Nei primi anni del Novecento i direttori delle scuole pubbliche di New York erano soliti insistere affinchè gli alunni ebrei partecipassero alle celebrazioni scolastiche del Natale. Gli ebrei -dicevano i direttori- non dovevano venir esclusi dalla partecipazione a festività come questa, caratterizzate da “una portata universale”. Come conseguenza, i rabbini e la stampa yiddish della città spingevano i genitori a tenere a casa i figli nel periodo di Natale in segno di protesta contro cerimonie definite “settarie”. Nel 1906 si raggiunse il culmine del boicottaggio delle scuole: un terzo degli scolari ebrei non frequentò le lezioni nel periodo festivo (Howe, 1990:379).

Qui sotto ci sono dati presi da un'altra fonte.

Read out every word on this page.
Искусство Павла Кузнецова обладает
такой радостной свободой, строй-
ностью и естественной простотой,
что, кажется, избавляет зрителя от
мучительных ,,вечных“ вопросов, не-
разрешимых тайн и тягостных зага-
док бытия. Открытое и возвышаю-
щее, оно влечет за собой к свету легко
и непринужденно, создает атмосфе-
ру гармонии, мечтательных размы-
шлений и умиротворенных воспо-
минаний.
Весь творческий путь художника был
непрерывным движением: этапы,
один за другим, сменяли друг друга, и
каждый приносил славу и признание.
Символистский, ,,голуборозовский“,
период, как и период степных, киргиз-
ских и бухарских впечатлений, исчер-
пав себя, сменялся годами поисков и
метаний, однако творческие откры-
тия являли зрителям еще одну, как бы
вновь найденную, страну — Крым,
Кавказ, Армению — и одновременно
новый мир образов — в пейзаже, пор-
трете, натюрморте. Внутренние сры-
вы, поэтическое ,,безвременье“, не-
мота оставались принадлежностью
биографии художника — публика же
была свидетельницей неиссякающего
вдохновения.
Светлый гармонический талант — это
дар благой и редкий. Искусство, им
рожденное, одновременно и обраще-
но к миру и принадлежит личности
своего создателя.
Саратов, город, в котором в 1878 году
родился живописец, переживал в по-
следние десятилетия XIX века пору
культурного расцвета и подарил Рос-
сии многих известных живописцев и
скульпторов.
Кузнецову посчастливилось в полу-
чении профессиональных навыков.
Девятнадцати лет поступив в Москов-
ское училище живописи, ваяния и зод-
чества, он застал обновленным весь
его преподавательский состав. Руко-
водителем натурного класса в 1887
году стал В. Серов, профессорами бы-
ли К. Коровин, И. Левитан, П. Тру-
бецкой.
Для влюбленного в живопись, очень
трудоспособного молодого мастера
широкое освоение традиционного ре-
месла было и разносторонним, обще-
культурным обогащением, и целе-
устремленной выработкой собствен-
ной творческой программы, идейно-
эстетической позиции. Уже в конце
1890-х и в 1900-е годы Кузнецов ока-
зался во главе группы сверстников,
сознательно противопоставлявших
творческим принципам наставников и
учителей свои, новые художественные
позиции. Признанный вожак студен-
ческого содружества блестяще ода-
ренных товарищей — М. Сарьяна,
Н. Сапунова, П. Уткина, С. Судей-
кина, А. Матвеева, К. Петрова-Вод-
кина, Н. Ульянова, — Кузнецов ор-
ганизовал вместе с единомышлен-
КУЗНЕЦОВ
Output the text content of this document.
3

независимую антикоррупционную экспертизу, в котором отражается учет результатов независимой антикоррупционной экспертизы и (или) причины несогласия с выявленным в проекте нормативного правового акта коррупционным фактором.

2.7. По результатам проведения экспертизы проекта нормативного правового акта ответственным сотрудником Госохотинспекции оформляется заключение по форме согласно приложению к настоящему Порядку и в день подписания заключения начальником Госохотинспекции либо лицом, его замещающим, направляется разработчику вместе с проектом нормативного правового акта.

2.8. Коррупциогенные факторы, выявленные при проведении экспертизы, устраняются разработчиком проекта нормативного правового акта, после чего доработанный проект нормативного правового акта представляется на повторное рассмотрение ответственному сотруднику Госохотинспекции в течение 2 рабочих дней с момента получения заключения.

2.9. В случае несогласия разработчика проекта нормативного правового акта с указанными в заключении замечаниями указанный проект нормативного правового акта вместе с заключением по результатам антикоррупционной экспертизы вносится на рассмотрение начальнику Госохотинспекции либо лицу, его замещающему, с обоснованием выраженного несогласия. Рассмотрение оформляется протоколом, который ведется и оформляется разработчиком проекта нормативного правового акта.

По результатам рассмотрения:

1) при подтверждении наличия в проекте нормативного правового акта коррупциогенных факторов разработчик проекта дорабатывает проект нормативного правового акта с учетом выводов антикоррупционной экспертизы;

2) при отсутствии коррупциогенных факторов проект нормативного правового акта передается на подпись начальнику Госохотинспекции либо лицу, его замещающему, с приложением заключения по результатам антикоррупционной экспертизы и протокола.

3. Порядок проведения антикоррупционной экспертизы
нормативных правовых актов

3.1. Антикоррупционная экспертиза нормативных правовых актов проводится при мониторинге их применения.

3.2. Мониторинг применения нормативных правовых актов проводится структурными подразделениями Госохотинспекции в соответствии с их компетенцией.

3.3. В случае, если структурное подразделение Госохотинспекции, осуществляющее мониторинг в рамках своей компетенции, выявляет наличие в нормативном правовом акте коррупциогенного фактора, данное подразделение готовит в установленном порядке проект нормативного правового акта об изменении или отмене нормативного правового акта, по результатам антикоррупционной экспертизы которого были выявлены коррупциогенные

Nel corso degli anni ’20 la questione venne ripresa: si cercò di convincere i membri del Ministero a tenere conto delle festività ebraiche nella compilazione dell’orario scolastico e, in particolare, di porre termine alle lezioni del venerdì pomeriggio coincidente con l’inizio dello Shabbat [6] . Una delegazione di ebrei si presentò al Ministero con la richiesta di “abolire le immagini della Madonna, i componimenti su Gesù, gli alberi di Natale … tanto quanto i corrispondenti simboli del giudaismo, o dell’islamismo, o dell’ateismo” (in Howe, 1990:379). Il Ministero girò la questione ai sovrintendenti di distretto e ai presidi delle scuole: a loro era affidata la valutazione di quali cerimonie fossero appropriate e quali no. Si ottenne, in questo modo, un vago riconoscimento dell’esistenza delle differenze etno-religiose, non un mutamento della politica relativa alla scuola pubblica. Contrariamente a quanto era avvenuto per la questione della lingua ebraica, non si ebbe successo nel modificare le celebrazioni cristiane del Natale e della Pasqua nelle scuole. Non erano ancora maturi i tempi per l’approvazione di una legge ad hoc: solo nel 1972, con l’ Equal Employment Opportunity Act , si riconobbe agli israeliti il diritto di osservare lo Shabbat e le altre festività religiose, a meno che ciò non nuocesse al datore di lavoro o al proseguimento degli studi (Howe, 1990:378). Nonostante questo insuccesso, aumentava la disponibilità del Ministero dell’Istruzione ad appoggiare il pluralismo nella scuola pubblica. Per riaffermare la fiducia nella democrazia americana, le scuole dovevano preparare gli alunni ad essere consapevoli dei contributi di tutte le etnie e nazionalità nello sviluppo della democrazia americana.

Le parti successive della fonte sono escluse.